Этот завет звучит сегодня как грозное пророчество. Мы видим много мертвых артистов, которые при этом громко говорят, много гастролируют и собирают полные залы. Но зритель уходит от них легким, опустошенным. В то время как встреча с живым театром оставляет в душе странный, ноющий след, который не затягивается годами. Этот след и есть то, ради чего стоит каждый вечер зажигать софиты и гасить свет в зале. Ради возможности прикоснуться к тайне человеческого сердца, пропущенной через школу, волю и ремесло.

Итак, мы стоим в начале большого разговора о современном театре, о современной жизни и об осмыслении наследия великих учителей по актерскому мастерству и сценической речи. Этот разговор не будет уютным. Он потребует от нас расстаться с иллюзиями, пересмотреть удобные ярлыки и, возможно, признаться в собственной творческой несостоятельности. Но только через такое честное самообнажение мы сможем найти возможности для современного постижения и развития театра. Театр не умрет, пока жив человек. Но и человек не сможет остаться человеком в полном смысле этого слова, пока жив театр — театр, который ищет не развлечения, а прозрения, не демонстрации техники, а явления жизни.

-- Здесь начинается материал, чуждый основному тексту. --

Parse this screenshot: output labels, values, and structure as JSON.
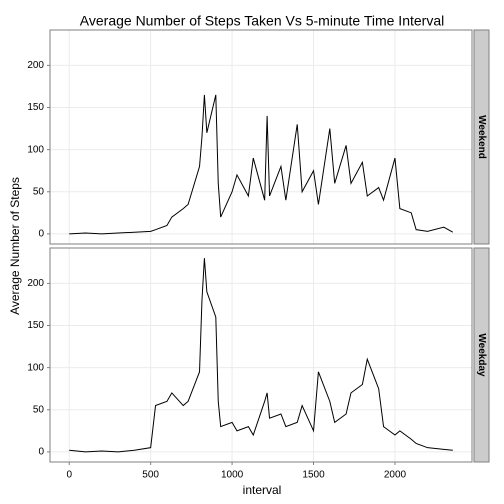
{
  "chart_data": {
    "type": "line",
    "title": "Average Number of Steps Taken Vs 5-minute Time Interval",
    "xlabel": "interval",
    "ylabel": "Average Number of Steps",
    "x": [
      0,
      100,
      200,
      300,
      400,
      500,
      530,
      600,
      630,
      700,
      730,
      800,
      815,
      830,
      845,
      900,
      915,
      930,
      1000,
      1030,
      1100,
      1130,
      1200,
      1215,
      1230,
      1300,
      1330,
      1400,
      1430,
      1500,
      1530,
      1600,
      1630,
      1700,
      1730,
      1800,
      1830,
      1900,
      1930,
      2000,
      2030,
      2100,
      2130,
      2200,
      2300,
      2355
    ],
    "series": [
      {
        "name": "Weekend",
        "color": "#000000",
        "values": [
          0,
          1,
          0,
          1,
          2,
          3,
          5,
          10,
          20,
          30,
          35,
          80,
          115,
          165,
          120,
          165,
          60,
          20,
          50,
          70,
          45,
          90,
          40,
          140,
          45,
          80,
          40,
          130,
          50,
          75,
          35,
          125,
          60,
          105,
          60,
          85,
          45,
          55,
          40,
          90,
          30,
          25,
          5,
          3,
          8,
          2
        ]
      },
      {
        "name": "Weekday",
        "color": "#000000",
        "values": [
          2,
          0,
          1,
          0,
          2,
          5,
          55,
          60,
          70,
          55,
          60,
          95,
          180,
          230,
          190,
          160,
          60,
          30,
          35,
          25,
          30,
          20,
          60,
          70,
          40,
          45,
          30,
          35,
          55,
          25,
          95,
          60,
          35,
          45,
          70,
          80,
          110,
          75,
          30,
          20,
          25,
          15,
          10,
          5,
          3,
          2
        ]
      }
    ],
    "xlim": [
      -118,
      2473
    ],
    "xticks": [
      0,
      500,
      1000,
      1500,
      2000
    ],
    "ylim": [
      -12,
      242
    ],
    "yticks": [
      0,
      50,
      100,
      150,
      200
    ],
    "grid": true
  }
}
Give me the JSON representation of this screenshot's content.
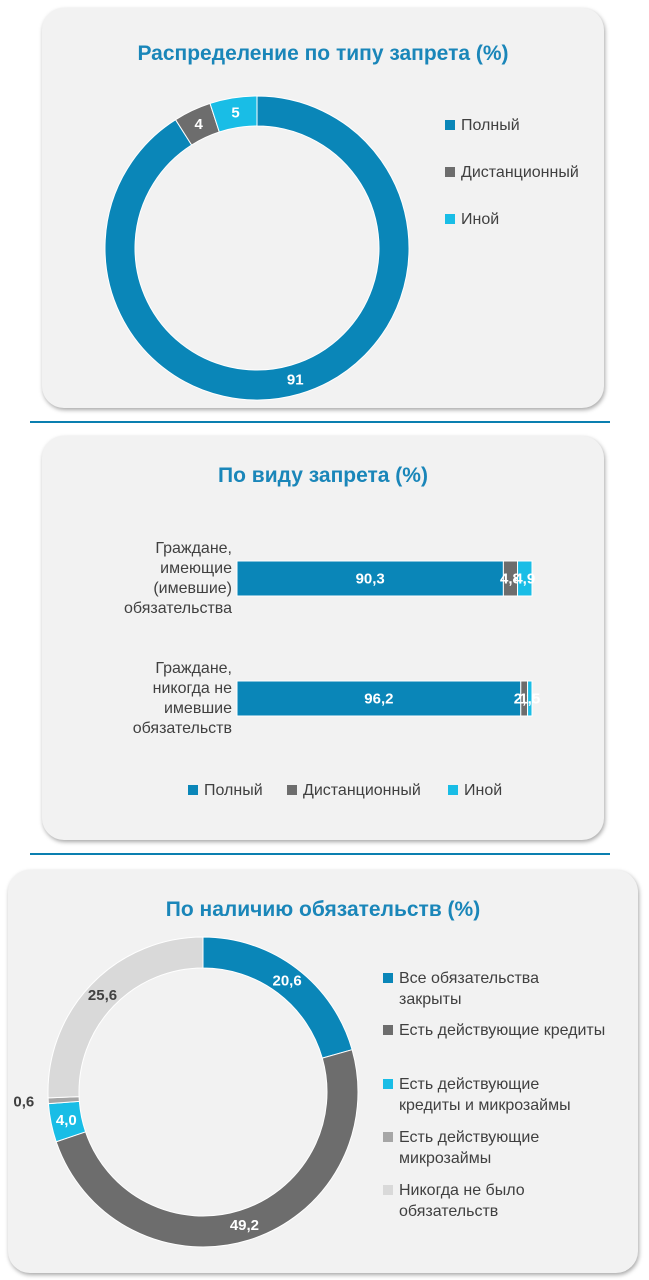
{
  "colors": {
    "full": "#0a86b8",
    "remote": "#6d6d6d",
    "other": "#19bde6",
    "light_gray": "#a6a6a6",
    "pale_gray": "#d9d9d9",
    "title": "#1a86b9"
  },
  "chart_data": [
    {
      "type": "pie",
      "variant": "donut",
      "title": "Распределение по типу запрета (%)",
      "categories": [
        "Полный",
        "Дистанционный",
        "Иной"
      ],
      "values": [
        91,
        4,
        5
      ],
      "labels": [
        "91",
        "4",
        "5"
      ],
      "colors": [
        "#0a86b8",
        "#6d6d6d",
        "#19bde6"
      ],
      "legend_position": "right"
    },
    {
      "type": "bar",
      "variant": "stacked-horizontal-100",
      "title": "По виду запрета (%)",
      "categories": [
        "Граждане, имеющие (имевшие) обязательства",
        "Граждане, никогда не имевшие обязательств"
      ],
      "category_lines": [
        [
          "Граждане,",
          "имеющие",
          "(имевшие)",
          "обязательства"
        ],
        [
          "Граждане,",
          "никогда не",
          "имевшие",
          "обязательств"
        ]
      ],
      "series": [
        {
          "name": "Полный",
          "values": [
            90.3,
            96.2
          ],
          "labels": [
            "90,3",
            "96,2"
          ],
          "color": "#0a86b8"
        },
        {
          "name": "Дистанционный",
          "values": [
            4.8,
            2.3
          ],
          "labels": [
            "4,8",
            "2,3"
          ],
          "color": "#6d6d6d"
        },
        {
          "name": "Иной",
          "values": [
            4.9,
            1.5
          ],
          "labels": [
            "4,9",
            "1,5"
          ],
          "color": "#19bde6"
        }
      ],
      "legend_position": "bottom"
    },
    {
      "type": "pie",
      "variant": "donut",
      "title": "По наличию обязательств (%)",
      "categories": [
        "Все обязательства закрыты",
        "Есть действующие кредиты",
        "Есть действующие кредиты и микрозаймы",
        "Есть действующие микрозаймы",
        "Никогда не было обязательств"
      ],
      "legend_lines": [
        [
          "Все обязательства",
          "закрыты"
        ],
        [
          "Есть действующие кредиты"
        ],
        [
          "Есть действующие",
          "кредиты и микрозаймы"
        ],
        [
          "Есть действующие",
          "микрозаймы"
        ],
        [
          "Никогда не было",
          "обязательств"
        ]
      ],
      "values": [
        20.6,
        49.2,
        4.0,
        0.6,
        25.6
      ],
      "labels": [
        "20,6",
        "49,2",
        "4,0",
        "0,6",
        "25,6"
      ],
      "colors": [
        "#0a86b8",
        "#6d6d6d",
        "#19bde6",
        "#a6a6a6",
        "#d9d9d9"
      ],
      "legend_position": "right"
    }
  ]
}
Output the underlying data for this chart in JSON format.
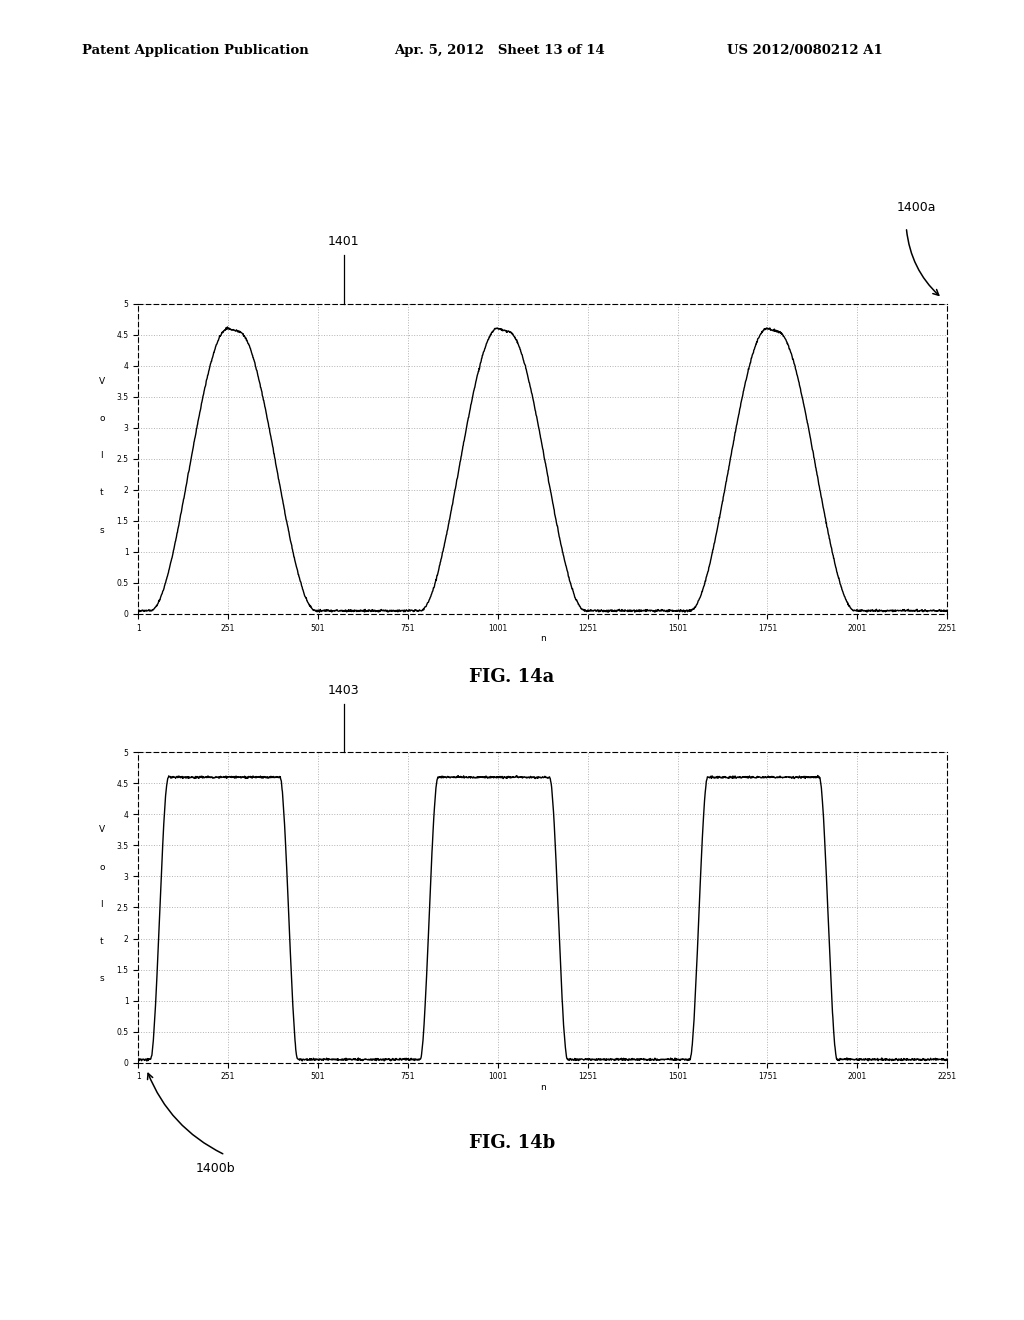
{
  "header_left": "Patent Application Publication",
  "header_center": "Apr. 5, 2012   Sheet 13 of 14",
  "header_right": "US 2012/0080212 A1",
  "fig_a_label": "FIG. 14a",
  "fig_b_label": "FIG. 14b",
  "label_1400a": "1400a",
  "label_1400b": "1400b",
  "label_1401": "1401",
  "label_1403": "1403",
  "ylabel_chars": [
    "V",
    "o",
    "l",
    "t",
    "s"
  ],
  "xlabel": "n",
  "yticks": [
    0,
    0.5,
    1,
    1.5,
    2,
    2.5,
    3,
    3.5,
    4,
    4.5,
    5
  ],
  "xticks": [
    1,
    251,
    501,
    751,
    1001,
    1251,
    1501,
    1751,
    2001,
    2251
  ],
  "ylim": [
    0,
    5
  ],
  "xlim": [
    1,
    2251
  ],
  "background": "#ffffff",
  "plot_bg": "#ffffff",
  "line_color": "#000000",
  "grid_color": "#aaaaaa",
  "high_val": 4.6,
  "low_val": 0.05,
  "period_a": 750,
  "high_dur_a": 250,
  "rise_a": 220,
  "period_b": 750,
  "high_dur_b": 250,
  "rise_b": 50
}
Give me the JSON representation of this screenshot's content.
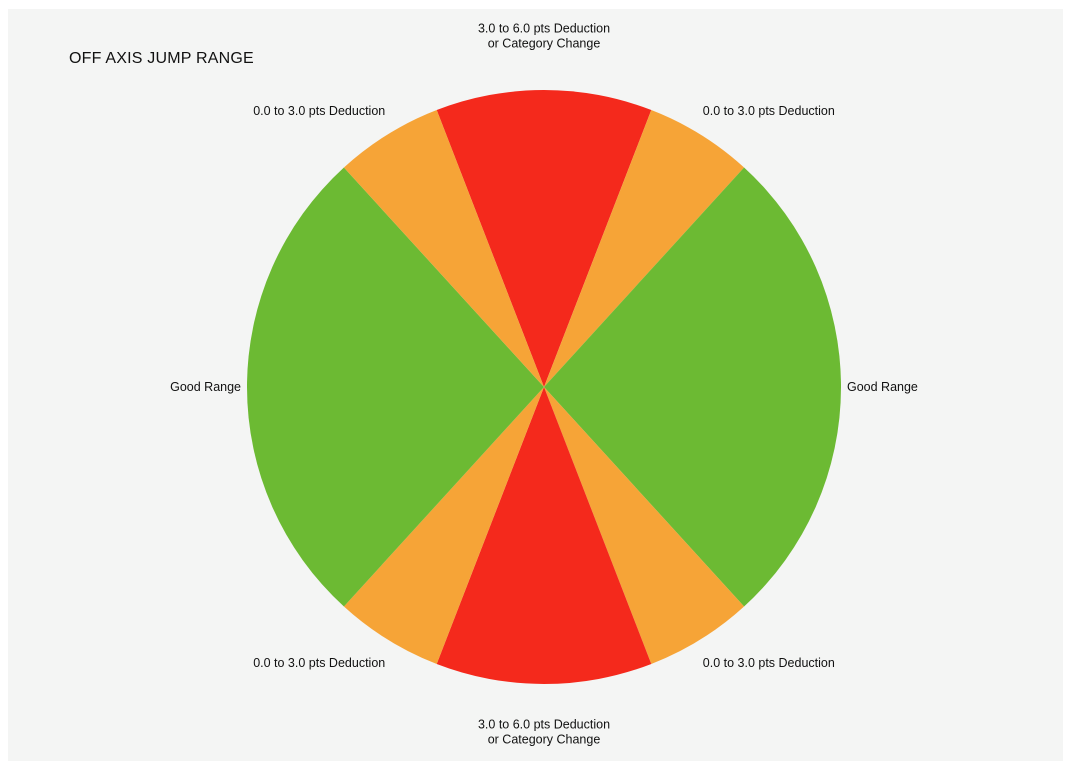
{
  "chart_data": {
    "type": "pie",
    "title": "OFF AXIS JUMP RANGE",
    "colors": {
      "good": "#6cba33",
      "minor": "#f6a437",
      "major": "#f4291c",
      "background": "#f4f5f4"
    },
    "slices": [
      {
        "label": "3.0 to 6.0 pts Deduction\nor Category Change",
        "value": 40,
        "color_key": "major"
      },
      {
        "label": "0.0 to 3.0 pts Deduction",
        "value": 20,
        "color_key": "minor"
      },
      {
        "label": "Good Range",
        "value": 90,
        "color_key": "good"
      },
      {
        "label": "0.0 to 3.0 pts Deduction",
        "value": 20,
        "color_key": "minor"
      },
      {
        "label": "3.0 to 6.0 pts Deduction\nor Category Change",
        "value": 40,
        "color_key": "major"
      },
      {
        "label": "0.0 to 3.0 pts Deduction",
        "value": 20,
        "color_key": "minor"
      },
      {
        "label": "Good Range",
        "value": 90,
        "color_key": "good"
      },
      {
        "label": "0.0 to 3.0 pts Deduction",
        "value": 20,
        "color_key": "minor"
      }
    ]
  }
}
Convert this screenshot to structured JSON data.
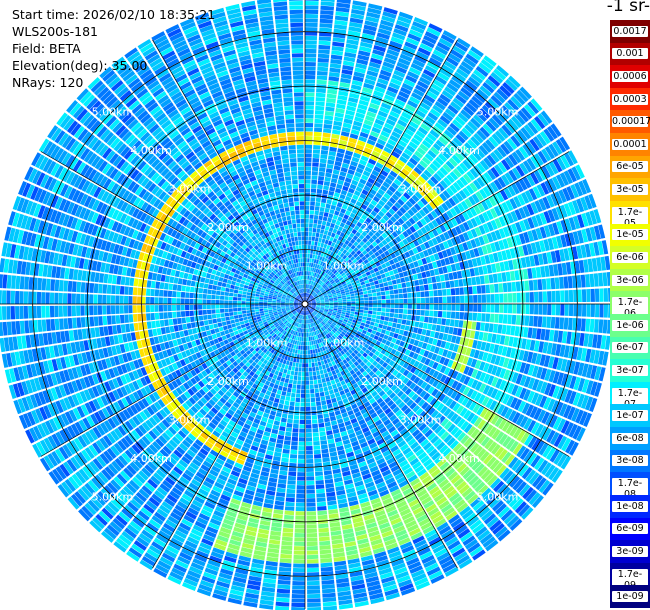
{
  "info": {
    "start_time": "Start time: 2026/02/10 18:35:21",
    "device": "WLS200s-181",
    "field": "Field: BETA",
    "elevation": "Elevation(deg): 35.00",
    "nrays": "NRays: 120"
  },
  "colorbar": {
    "title": "-1 sr-",
    "labels": [
      "0.0017",
      "0.001",
      "0.0006",
      "0.0003",
      "0.00017",
      "0.0001",
      "6e-05",
      "3e-05",
      "1.7e-05",
      "1e-05",
      "6e-06",
      "3e-06",
      "1.7e-06",
      "1e-06",
      "6e-07",
      "3e-07",
      "1.7e-07",
      "1e-07",
      "6e-08",
      "3e-08",
      "1.7e-08",
      "1e-08",
      "6e-09",
      "3e-09",
      "1.7e-09",
      "1e-09"
    ],
    "colors": [
      "#7f0000",
      "#b20000",
      "#e00000",
      "#ff2a00",
      "#ff5a00",
      "#ff8400",
      "#ffa500",
      "#ffc000",
      "#ffe000",
      "#f2ff00",
      "#d4ff26",
      "#b0ff48",
      "#8cff6a",
      "#6cff8c",
      "#48ffb0",
      "#26ffd4",
      "#00f0ff",
      "#00c8ff",
      "#00a0ff",
      "#0078ff",
      "#0050ff",
      "#0028ff",
      "#0000ff",
      "#0000d0",
      "#0000a0",
      "#000080"
    ]
  },
  "chart_data": {
    "type": "heatmap",
    "projection": "polar-ppi",
    "field": "BETA",
    "elevation_deg": 35.0,
    "nrays": 120,
    "range_max_km": 5.6,
    "range_rings_km": [
      1,
      2,
      3,
      4,
      5
    ],
    "ring_labels": [
      "1.00km",
      "2.00km",
      "3.00km",
      "4.00km",
      "5.00km"
    ],
    "spoke_step_deg": 30,
    "value_scale": "log",
    "value_range": [
      1e-09,
      0.0017
    ],
    "features": [
      {
        "range_km": [
          2.95,
          3.15
        ],
        "azimuth_deg": [
          200,
          360
        ],
        "value": 1.7e-05
      },
      {
        "range_km": [
          2.95,
          3.15
        ],
        "azimuth_deg": [
          0,
          55
        ],
        "value": 1e-05
      },
      {
        "range_km": [
          2.95,
          3.15
        ],
        "azimuth_deg": [
          95,
          115
        ],
        "value": 3e-06
      },
      {
        "range_km": [
          3.3,
          4.1
        ],
        "azimuth_deg": [
          0,
          150
        ],
        "value": 1.7e-07
      },
      {
        "range_km": [
          3.8,
          4.8
        ],
        "azimuth_deg": [
          120,
          200
        ],
        "value": 1.7e-06
      }
    ],
    "background_value": 6e-08
  }
}
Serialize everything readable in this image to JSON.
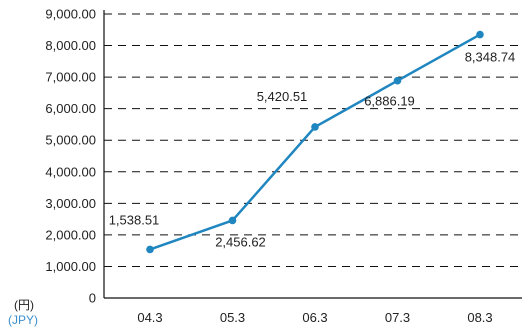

Воздух вокруг нас сгущается. В нем уже звенят токи тех слов, что еще не произнесены, но уже напитаны нашей общей болью, нашими общими вопросами и нашей общей надеждой на то, что за черным провалом кулис все-таки брезжит свет подлинного чувства. Того самого, ради которого Константин Сергеевич когда-то сказал свое знаменитое «Не верю!» — для того, чтобы мы, его далекие потомки, наконец поверили. Поверили в себя. В живого человека на сцене и в зале. И в то, что театр — это по-прежнему самое важное искусство на свете. Потому что его материал — это мы сами.